Nitrogen adsorption isotherms at 77 K were determined using a Quantachrome Instruments Quadrasorb SI after outgassing the samples at 400 °C in a Quantachrome MasterPrep Unit. From N₂ adsorption data, the analysis of the isotherms by the Brunauer-Emmett-Teller (BET), Dubinin-Radushkevich (DR)s and alfa-s methods, allows us to determine the BET apparent surface area (A_BET), the total micropore volume (V_s), the external area (A_ext), and the primary micropore volume (V₀).
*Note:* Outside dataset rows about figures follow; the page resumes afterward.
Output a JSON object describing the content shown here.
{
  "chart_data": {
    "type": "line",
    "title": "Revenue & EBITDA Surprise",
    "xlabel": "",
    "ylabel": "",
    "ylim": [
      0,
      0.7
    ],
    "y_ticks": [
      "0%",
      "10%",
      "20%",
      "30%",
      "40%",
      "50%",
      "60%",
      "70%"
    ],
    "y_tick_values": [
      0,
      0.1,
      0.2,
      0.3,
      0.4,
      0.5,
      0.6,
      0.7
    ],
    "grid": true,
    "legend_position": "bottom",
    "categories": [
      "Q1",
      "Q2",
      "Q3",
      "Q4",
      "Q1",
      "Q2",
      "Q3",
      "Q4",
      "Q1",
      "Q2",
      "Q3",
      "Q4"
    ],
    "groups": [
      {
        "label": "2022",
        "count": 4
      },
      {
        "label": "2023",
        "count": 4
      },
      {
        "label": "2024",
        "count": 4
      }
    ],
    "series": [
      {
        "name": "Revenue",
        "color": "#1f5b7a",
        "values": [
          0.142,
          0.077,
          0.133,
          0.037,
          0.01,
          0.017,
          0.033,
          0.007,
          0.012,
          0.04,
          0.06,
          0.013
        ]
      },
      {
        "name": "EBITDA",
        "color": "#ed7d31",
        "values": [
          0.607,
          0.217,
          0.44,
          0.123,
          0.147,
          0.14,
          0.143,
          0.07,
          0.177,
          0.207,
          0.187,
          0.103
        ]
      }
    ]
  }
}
The point of zero charges was determined by mass titrations using a suspension with 7% (w/v) in carbon material in NaNO₃ 0.1 M as described in previous works [26]. Scanning electron microscopy (SEM) was carried out using a JEOL, model JSM-6300, microscope. FTIR spectra were recorded with a Perkin Elmer model Paragon 1000 PC spectrophotometer using the KBr disc method, at 4 cm⁻¹ resolution and 100 scans between 4000 and 450 cm⁻¹.

4. Conclusions

The use of coffee endocarp, sunflower, and vine shoots as precursors for activated carbon production is very motivating because the activated carbons produced have good porous and surface chemical properties, which are crucial to adsorb phenol and mercury species from aqueous solutions. Furthermore, the use of agricultural and industrial residues for the production of activated carbons has the advantage of minimizing the residues produced and the economical aspect of creating products of added value. The adsorption capacity observed compared quite well with other results published for similar systems. The maximum phenol uptake was 188 mg/g for pristine carbons (G838W) and 190 mg/g for TEDA-modified samples (G733WT). The maximum adsorption capacity for the adsorption of mercury species were 1104 mg/g for Hg²⁺ (V840ox), 771 mg/g for [HgCl₄]²⁻ (Cf850T), and 966 mg/g for HgCl₂ (Cf825T). The modification of the activated carbons with TEDA has had a significant positive impact on the adsorption of phenol and mercury species from aqueous solutions. Dispersive interactions among the impregnant delocalized electrons and both the phenolic ring and the mercury species maybe the cause. The adsorption of Hg²⁺ is incremented with the oxidisation of the activated carbons with nitric acid. It is also evident from the results obtained that we cannot make any generalisation about the adsorption mechanism; each case has to be analysed separately to take into account all relevant factors and their relative impact on the adsorption.